Let $\lambda$ be the coupling constant of a quantum field theory. It is said that

1. Perturbation theory is only valid when the theory is weakly coupled ($\lambda \ll 1$).
2. In most cases, the series of Feynman diagrams is divergent.

I would like to know the reasoning behind the above two statements.

Since the exponential function has an infinite radius of convergence one would think that by truncating sufficiently far in the series we can obtain a good approximation to the theory. Is the statement (1) better phrased as "the first few terms in the sequence are a good approximation only when the theory is weakly coupled"?

Similarly, why should the series of Feynman diagrams diverge if they are obtained from a convergent power series (of the exponential functional)?

Answer 1

Yes, the problem with strong coupling is typically that you will need many terms to get a decent approximation. However, it is also true that the perturbative series often does not converge. Hence, if you need way too many terms, perturbation theory will just fail, because the series will eventually start to diverge.

The most famous example is probably the $\lambda \phi^4$ theory. For $\lambda < 0$, the theory is unstable (the potential does not have a global minimum), while this is false for $\lambda > 0$. Hence, the theory is not analytic at $\lambda = 0$ due to this stability problem. Hence, perturbation theory will eventually diverge.
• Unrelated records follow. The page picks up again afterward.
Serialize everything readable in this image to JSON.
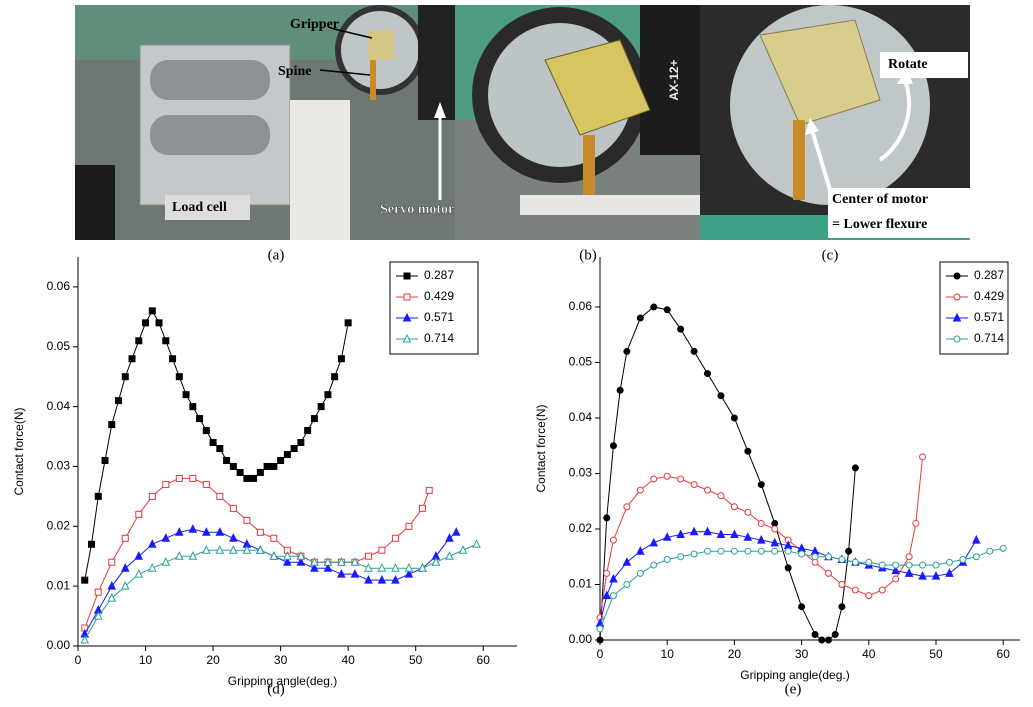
{
  "figure": {
    "panels": [
      {
        "label": "(a)",
        "annotations": [
          "Gripper",
          "Spine",
          "Servo motor",
          "Load cell"
        ]
      },
      {
        "label": "(b)",
        "annotations": [
          "AX-12+"
        ]
      },
      {
        "label": "(c)",
        "annotations": [
          "Rotate",
          "Center of motor",
          "= Lower flexure"
        ]
      }
    ]
  },
  "chart_data": [
    {
      "type": "line",
      "caption": "(d)",
      "x_label": "Gripping angle(deg.)",
      "y_label": "Contact force(N)",
      "xlim": [
        0,
        65
      ],
      "ylim": [
        0,
        0.065
      ],
      "xticks": [
        0,
        10,
        20,
        30,
        40,
        50,
        60
      ],
      "yticks": [
        {
          "value": 0,
          "label": "0.00"
        },
        0.01,
        0.02,
        0.03,
        0.04,
        0.05,
        0.06
      ],
      "legend": "upper right",
      "series": [
        {
          "name": "0.287",
          "color": "#000000",
          "marker": "square",
          "filled": true,
          "x": [
            1,
            2,
            3,
            4,
            5,
            6,
            7,
            8,
            9,
            10,
            11,
            12,
            13,
            14,
            15,
            16,
            17,
            18,
            19,
            20,
            21,
            22,
            23,
            24,
            25,
            26,
            27,
            28,
            29,
            30,
            31,
            32,
            33,
            34,
            35,
            36,
            37,
            38,
            39,
            40
          ],
          "values": [
            0.011,
            0.017,
            0.025,
            0.031,
            0.037,
            0.041,
            0.045,
            0.048,
            0.051,
            0.054,
            0.056,
            0.054,
            0.051,
            0.048,
            0.045,
            0.042,
            0.04,
            0.038,
            0.036,
            0.034,
            0.033,
            0.031,
            0.03,
            0.029,
            0.028,
            0.028,
            0.029,
            0.03,
            0.03,
            0.031,
            0.032,
            0.033,
            0.034,
            0.036,
            0.038,
            0.04,
            0.042,
            0.045,
            0.048,
            0.054
          ]
        },
        {
          "name": "0.429",
          "color": "#e8383d",
          "marker": "square",
          "filled": false,
          "x": [
            1,
            3,
            5,
            7,
            9,
            11,
            13,
            15,
            17,
            19,
            21,
            23,
            25,
            27,
            29,
            31,
            33,
            35,
            37,
            39,
            41,
            43,
            45,
            47,
            49,
            51,
            52
          ],
          "values": [
            0.003,
            0.009,
            0.014,
            0.018,
            0.022,
            0.025,
            0.027,
            0.028,
            0.028,
            0.027,
            0.025,
            0.023,
            0.021,
            0.019,
            0.018,
            0.016,
            0.015,
            0.014,
            0.014,
            0.014,
            0.014,
            0.015,
            0.016,
            0.018,
            0.02,
            0.023,
            0.026
          ]
        },
        {
          "name": "0.571",
          "color": "#1a1aff",
          "marker": "triangle",
          "filled": true,
          "x": [
            1,
            3,
            5,
            7,
            9,
            11,
            13,
            15,
            17,
            19,
            21,
            23,
            25,
            27,
            29,
            31,
            33,
            35,
            37,
            39,
            41,
            43,
            45,
            47,
            49,
            51,
            53,
            55,
            56
          ],
          "values": [
            0.002,
            0.006,
            0.01,
            0.013,
            0.015,
            0.017,
            0.018,
            0.019,
            0.0195,
            0.019,
            0.019,
            0.018,
            0.017,
            0.016,
            0.015,
            0.014,
            0.014,
            0.013,
            0.013,
            0.012,
            0.012,
            0.011,
            0.011,
            0.011,
            0.012,
            0.013,
            0.015,
            0.018,
            0.019
          ]
        },
        {
          "name": "0.714",
          "color": "#2aa198",
          "marker": "triangle",
          "filled": false,
          "x": [
            1,
            3,
            5,
            7,
            9,
            11,
            13,
            15,
            17,
            19,
            21,
            23,
            25,
            27,
            29,
            31,
            33,
            35,
            37,
            39,
            41,
            43,
            45,
            47,
            49,
            51,
            53,
            55,
            57,
            59
          ],
          "values": [
            0.001,
            0.005,
            0.008,
            0.01,
            0.012,
            0.013,
            0.014,
            0.015,
            0.015,
            0.016,
            0.016,
            0.016,
            0.016,
            0.016,
            0.015,
            0.015,
            0.015,
            0.014,
            0.014,
            0.014,
            0.014,
            0.013,
            0.013,
            0.013,
            0.013,
            0.013,
            0.014,
            0.015,
            0.016,
            0.017
          ]
        }
      ]
    },
    {
      "type": "line",
      "caption": "(e)",
      "x_label": "Gripping angle(deg.)",
      "y_label": "Contact force(N)",
      "xlim": [
        0,
        62.5
      ],
      "ylim": [
        0,
        0.069
      ],
      "xticks": [
        0,
        10,
        20,
        30,
        40,
        50,
        60
      ],
      "yticks": [
        {
          "value": 0,
          "label": "0.00"
        },
        0.01,
        0.02,
        0.03,
        0.04,
        0.05,
        0.06
      ],
      "legend": "upper right",
      "series": [
        {
          "name": "0.287",
          "color": "#000000",
          "marker": "circle",
          "filled": true,
          "x": [
            0,
            1,
            2,
            3,
            4,
            6,
            8,
            10,
            12,
            14,
            16,
            18,
            20,
            22,
            24,
            26,
            28,
            30,
            32,
            33,
            34,
            35,
            36,
            37,
            38
          ],
          "values": [
            0.0,
            0.022,
            0.035,
            0.045,
            0.052,
            0.058,
            0.06,
            0.0595,
            0.056,
            0.052,
            0.048,
            0.044,
            0.04,
            0.034,
            0.028,
            0.021,
            0.013,
            0.006,
            0.001,
            0.0,
            0.0,
            0.001,
            0.006,
            0.016,
            0.031
          ]
        },
        {
          "name": "0.429",
          "color": "#e8383d",
          "marker": "circle",
          "filled": false,
          "x": [
            0,
            1,
            2,
            4,
            6,
            8,
            10,
            12,
            14,
            16,
            18,
            20,
            22,
            24,
            26,
            28,
            30,
            32,
            34,
            36,
            38,
            40,
            42,
            44,
            46,
            47,
            48
          ],
          "values": [
            0.004,
            0.012,
            0.018,
            0.024,
            0.027,
            0.029,
            0.0295,
            0.029,
            0.028,
            0.027,
            0.026,
            0.024,
            0.023,
            0.021,
            0.02,
            0.018,
            0.016,
            0.014,
            0.012,
            0.01,
            0.009,
            0.008,
            0.009,
            0.011,
            0.015,
            0.021,
            0.033
          ]
        },
        {
          "name": "0.571",
          "color": "#1a1aff",
          "marker": "triangle",
          "filled": true,
          "x": [
            0,
            1,
            2,
            4,
            6,
            8,
            10,
            12,
            14,
            16,
            18,
            20,
            22,
            24,
            26,
            28,
            30,
            32,
            34,
            36,
            38,
            40,
            42,
            44,
            46,
            48,
            50,
            52,
            54,
            56
          ],
          "values": [
            0.003,
            0.008,
            0.011,
            0.014,
            0.016,
            0.0175,
            0.0185,
            0.019,
            0.0195,
            0.0195,
            0.019,
            0.019,
            0.0185,
            0.018,
            0.0175,
            0.017,
            0.0165,
            0.016,
            0.015,
            0.0145,
            0.014,
            0.0135,
            0.013,
            0.0125,
            0.012,
            0.0115,
            0.0115,
            0.012,
            0.014,
            0.018
          ]
        },
        {
          "name": "0.714",
          "color": "#2aa198",
          "marker": "circle",
          "filled": false,
          "x": [
            0,
            2,
            4,
            6,
            8,
            10,
            12,
            14,
            16,
            18,
            20,
            22,
            24,
            26,
            28,
            30,
            32,
            34,
            36,
            38,
            40,
            42,
            44,
            46,
            48,
            50,
            52,
            54,
            56,
            58,
            60
          ],
          "values": [
            0.002,
            0.008,
            0.01,
            0.012,
            0.0135,
            0.0145,
            0.015,
            0.0155,
            0.016,
            0.016,
            0.016,
            0.016,
            0.016,
            0.016,
            0.016,
            0.0155,
            0.015,
            0.015,
            0.0145,
            0.014,
            0.014,
            0.0135,
            0.0135,
            0.0135,
            0.0135,
            0.0135,
            0.014,
            0.0145,
            0.015,
            0.016,
            0.0165
          ]
        }
      ]
    }
  ]
}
Another way of understanding this is noticing that adding loops to Feynman diagrams increases the number of diagrams very fast. You get way too many diagrams for many loops and the series end up growing too fast.

While the series for the exponential function is convergent, calculating physical quantities from it is non-trivial and involves other mathematical manipulations. These manipulations end up spoiling the convergence properties.